# Index of Fibonacci primes and Lucas primes.

For an integer $$n\geq 0$$ let $$F_n$$ denote the $$n$$th Fibonacci number and let $$L_n$$ denote the $$n$$th Lucas number.

It is known that $$F_n$$ is prime only if $$n$$ is prime or $$n=4$$.

According to Wikipedia it is known that $$L_n$$ is prime only if $$n$$ is $$0$$, prime or a power of $$2$$.

The reciprocals are not true. Indeed, $$\begin{array}{ccc} F_2 &= &1,\\ F_{19} &= &37\times 113,\\ L_{23} &= &139\times 461,\\ L_{64} &= &1087 \times 4481. \end{array}$$

Let $$S=\{n: F_n\text{ is prime}\}$$ and $$T=\{n: L_n\text{ is prime}\}$$.

Q: Is the set $$S\cap T$$ finite?

Some remarks:

1. Some computations in Mathematica suggest that $$n=4, 5, 7, 11, 13, 17, 47$$ are all the integers in $$S\cap T$$ with $$n\leq 10000$$.

2. It follows by the exposition above that an element of $$S\cap T$$ is either $$4$$ or prime.

3. It is not known whether there are infinitely many Fibonacci prime numbers. So, either my question is an open problem or the answer is yes.

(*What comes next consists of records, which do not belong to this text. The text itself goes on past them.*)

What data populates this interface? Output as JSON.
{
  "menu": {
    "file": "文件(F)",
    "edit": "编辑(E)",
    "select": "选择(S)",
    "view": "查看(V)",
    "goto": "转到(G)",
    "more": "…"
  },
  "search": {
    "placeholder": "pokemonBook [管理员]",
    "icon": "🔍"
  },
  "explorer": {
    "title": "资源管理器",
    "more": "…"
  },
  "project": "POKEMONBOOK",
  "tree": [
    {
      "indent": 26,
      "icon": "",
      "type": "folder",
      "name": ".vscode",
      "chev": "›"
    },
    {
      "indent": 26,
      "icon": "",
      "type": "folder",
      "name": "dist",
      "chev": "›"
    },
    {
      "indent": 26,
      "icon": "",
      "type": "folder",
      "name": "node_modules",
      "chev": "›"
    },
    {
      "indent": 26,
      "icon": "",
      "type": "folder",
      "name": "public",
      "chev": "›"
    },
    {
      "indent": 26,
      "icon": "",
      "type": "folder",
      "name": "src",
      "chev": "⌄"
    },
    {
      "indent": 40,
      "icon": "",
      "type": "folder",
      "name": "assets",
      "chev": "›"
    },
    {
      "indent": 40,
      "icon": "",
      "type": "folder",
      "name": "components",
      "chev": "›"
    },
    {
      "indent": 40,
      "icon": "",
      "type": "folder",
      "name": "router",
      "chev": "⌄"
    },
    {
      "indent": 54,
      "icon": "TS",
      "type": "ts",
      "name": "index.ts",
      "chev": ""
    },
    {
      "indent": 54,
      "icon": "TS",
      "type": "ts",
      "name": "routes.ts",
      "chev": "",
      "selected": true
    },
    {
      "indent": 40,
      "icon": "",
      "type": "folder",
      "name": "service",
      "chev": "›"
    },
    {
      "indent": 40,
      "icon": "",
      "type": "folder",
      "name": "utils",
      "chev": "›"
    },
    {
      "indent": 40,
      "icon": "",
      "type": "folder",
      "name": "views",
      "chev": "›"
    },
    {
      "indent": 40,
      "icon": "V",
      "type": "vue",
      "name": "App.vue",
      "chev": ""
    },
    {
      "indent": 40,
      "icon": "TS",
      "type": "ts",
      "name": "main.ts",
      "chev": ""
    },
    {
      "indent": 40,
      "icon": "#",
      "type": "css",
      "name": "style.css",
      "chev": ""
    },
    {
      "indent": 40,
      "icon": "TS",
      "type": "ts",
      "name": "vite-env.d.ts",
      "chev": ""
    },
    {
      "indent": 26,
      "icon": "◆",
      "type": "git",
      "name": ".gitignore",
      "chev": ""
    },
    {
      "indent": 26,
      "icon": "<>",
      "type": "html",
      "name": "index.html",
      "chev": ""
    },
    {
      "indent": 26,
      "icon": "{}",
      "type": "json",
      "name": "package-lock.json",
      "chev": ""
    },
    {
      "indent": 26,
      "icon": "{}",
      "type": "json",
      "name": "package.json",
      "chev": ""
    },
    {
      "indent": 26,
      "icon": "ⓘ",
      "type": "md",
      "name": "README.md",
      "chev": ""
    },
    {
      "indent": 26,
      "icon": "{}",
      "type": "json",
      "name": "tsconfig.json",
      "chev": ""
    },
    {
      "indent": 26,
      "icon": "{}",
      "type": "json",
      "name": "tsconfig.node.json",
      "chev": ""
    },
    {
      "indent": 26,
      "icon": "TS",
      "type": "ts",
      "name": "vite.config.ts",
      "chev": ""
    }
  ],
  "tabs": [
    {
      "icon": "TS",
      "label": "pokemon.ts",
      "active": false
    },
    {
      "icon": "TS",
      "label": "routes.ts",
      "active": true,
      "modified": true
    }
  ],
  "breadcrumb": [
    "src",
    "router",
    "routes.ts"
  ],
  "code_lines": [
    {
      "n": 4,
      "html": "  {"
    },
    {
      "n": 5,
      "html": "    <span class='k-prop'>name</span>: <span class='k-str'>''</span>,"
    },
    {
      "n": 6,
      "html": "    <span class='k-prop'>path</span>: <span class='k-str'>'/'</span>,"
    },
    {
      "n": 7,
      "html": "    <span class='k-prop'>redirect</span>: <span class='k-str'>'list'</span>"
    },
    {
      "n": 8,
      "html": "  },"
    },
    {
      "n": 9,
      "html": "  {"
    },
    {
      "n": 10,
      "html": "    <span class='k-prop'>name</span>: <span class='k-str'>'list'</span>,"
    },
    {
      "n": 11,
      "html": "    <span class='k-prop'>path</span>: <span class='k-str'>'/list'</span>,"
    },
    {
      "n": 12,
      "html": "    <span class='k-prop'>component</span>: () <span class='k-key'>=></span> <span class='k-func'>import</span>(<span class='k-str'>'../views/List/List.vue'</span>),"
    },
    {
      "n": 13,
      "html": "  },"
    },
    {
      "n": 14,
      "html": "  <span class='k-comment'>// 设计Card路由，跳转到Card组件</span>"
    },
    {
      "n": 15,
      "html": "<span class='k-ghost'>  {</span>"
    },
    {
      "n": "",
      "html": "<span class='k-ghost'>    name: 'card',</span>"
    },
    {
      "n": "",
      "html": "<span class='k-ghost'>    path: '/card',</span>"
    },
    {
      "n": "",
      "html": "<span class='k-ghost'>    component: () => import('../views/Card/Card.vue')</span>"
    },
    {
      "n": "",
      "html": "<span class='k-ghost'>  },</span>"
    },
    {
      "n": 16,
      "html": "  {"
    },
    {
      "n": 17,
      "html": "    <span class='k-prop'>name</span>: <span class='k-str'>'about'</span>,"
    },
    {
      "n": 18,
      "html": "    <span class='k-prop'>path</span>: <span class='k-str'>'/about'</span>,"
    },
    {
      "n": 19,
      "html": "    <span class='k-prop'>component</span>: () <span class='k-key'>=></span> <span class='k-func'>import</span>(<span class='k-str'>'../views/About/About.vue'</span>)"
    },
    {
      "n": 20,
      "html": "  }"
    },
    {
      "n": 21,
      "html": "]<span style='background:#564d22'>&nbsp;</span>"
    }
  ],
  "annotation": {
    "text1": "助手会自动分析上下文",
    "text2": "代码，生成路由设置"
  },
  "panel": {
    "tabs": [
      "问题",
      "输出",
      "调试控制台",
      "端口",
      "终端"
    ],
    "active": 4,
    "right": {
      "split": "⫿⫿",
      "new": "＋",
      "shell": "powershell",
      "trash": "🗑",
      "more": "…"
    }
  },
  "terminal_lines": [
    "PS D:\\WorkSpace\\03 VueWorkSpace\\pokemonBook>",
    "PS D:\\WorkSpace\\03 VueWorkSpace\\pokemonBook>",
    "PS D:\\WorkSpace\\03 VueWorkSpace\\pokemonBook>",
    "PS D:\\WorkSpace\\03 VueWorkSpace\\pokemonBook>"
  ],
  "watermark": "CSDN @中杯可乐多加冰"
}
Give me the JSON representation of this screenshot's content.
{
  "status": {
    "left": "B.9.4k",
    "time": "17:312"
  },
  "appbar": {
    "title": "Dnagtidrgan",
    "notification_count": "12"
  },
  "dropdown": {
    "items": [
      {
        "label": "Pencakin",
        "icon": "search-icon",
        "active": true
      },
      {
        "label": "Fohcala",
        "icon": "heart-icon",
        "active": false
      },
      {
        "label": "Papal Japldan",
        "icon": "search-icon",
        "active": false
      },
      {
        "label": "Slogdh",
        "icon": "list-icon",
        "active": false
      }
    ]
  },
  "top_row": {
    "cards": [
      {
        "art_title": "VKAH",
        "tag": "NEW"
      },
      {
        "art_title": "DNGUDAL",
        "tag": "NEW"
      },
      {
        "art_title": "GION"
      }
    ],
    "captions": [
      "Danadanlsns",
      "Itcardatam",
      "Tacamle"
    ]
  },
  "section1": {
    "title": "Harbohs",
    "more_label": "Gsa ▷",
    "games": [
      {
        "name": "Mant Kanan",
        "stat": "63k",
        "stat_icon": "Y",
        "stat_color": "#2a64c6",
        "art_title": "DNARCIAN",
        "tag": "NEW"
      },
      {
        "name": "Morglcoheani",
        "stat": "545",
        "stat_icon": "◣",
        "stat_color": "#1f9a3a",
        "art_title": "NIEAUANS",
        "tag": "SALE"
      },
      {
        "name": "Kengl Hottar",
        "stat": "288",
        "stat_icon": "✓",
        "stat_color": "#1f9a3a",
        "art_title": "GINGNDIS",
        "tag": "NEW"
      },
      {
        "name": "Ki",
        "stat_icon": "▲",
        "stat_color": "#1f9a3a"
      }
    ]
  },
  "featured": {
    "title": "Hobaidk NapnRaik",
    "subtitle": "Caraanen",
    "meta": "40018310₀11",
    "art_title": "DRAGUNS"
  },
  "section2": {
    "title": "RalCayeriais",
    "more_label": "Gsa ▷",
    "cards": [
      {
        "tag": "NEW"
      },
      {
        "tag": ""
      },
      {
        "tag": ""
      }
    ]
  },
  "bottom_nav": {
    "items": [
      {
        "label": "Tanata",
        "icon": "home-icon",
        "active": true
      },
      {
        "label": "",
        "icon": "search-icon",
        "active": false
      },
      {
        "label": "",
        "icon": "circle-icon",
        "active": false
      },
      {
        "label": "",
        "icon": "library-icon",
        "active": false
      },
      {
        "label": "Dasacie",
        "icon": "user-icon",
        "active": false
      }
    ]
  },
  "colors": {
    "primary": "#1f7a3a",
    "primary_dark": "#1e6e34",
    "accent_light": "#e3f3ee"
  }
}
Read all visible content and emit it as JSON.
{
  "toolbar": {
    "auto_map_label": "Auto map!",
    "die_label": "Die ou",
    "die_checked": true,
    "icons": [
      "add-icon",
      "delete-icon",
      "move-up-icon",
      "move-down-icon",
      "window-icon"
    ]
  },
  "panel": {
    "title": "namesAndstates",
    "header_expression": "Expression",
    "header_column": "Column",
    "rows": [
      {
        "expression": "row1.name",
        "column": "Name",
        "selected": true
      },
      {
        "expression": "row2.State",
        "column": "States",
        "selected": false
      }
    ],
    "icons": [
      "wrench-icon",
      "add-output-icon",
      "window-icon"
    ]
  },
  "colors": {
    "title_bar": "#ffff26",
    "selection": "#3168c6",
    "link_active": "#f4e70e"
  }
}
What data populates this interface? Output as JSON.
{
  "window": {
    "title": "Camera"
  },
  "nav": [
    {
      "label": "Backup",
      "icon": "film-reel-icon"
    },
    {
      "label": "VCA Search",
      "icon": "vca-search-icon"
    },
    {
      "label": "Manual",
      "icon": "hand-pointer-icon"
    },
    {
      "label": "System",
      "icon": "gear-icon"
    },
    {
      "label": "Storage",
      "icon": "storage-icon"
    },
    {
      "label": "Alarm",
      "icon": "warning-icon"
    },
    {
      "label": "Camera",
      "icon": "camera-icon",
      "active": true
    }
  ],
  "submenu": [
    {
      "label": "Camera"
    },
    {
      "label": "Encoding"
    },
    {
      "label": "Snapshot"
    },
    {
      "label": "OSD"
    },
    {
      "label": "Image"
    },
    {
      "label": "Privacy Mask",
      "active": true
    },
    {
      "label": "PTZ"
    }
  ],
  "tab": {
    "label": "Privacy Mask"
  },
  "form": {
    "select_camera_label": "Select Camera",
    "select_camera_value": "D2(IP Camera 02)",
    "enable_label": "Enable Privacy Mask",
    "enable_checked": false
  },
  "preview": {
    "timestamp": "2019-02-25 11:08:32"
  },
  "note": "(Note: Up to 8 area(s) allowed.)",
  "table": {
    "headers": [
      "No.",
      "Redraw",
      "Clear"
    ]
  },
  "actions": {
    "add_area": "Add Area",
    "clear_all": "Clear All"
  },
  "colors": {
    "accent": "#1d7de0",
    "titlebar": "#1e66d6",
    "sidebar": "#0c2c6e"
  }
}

4. My interest in the set $$S\cap T$$ arises from a question related to giving approximations of $$\sqrt{5}$$ as the fraction of two prime numbers. Recall that $$\frac{L_n}{F_n}$$ tends to $$\sqrt 5$$ when $$n$$ tends to infiniy.

5. I have no strong background on Fibonacci numbers. All remarks are welcome.

• (1). I dk...(2). It is also not known whether $T$ is finite or not...(3). Since $F_{2n}=F_nL_n$ we have $n\in S\cap T$ iff $F_{2n}$ is the product of two primes. May 25, 2019 at 17:24
• OEIS A080327 is the related sequence and indicates that the next, and conjectured only other, member of $S\cap T$ is $148091$. This in turn links to Prime Curio which remarks on the precision of the related $L_n/F_n$ approximation to $\sqrt{5}$ Jun 7, 2019 at 19:12

One thing (among many) that we do know is that $$F_{2n} = F_{n}L_{n}$$ with the $$gcd(F_{n}, L_{n})$$ being either 1 or 2.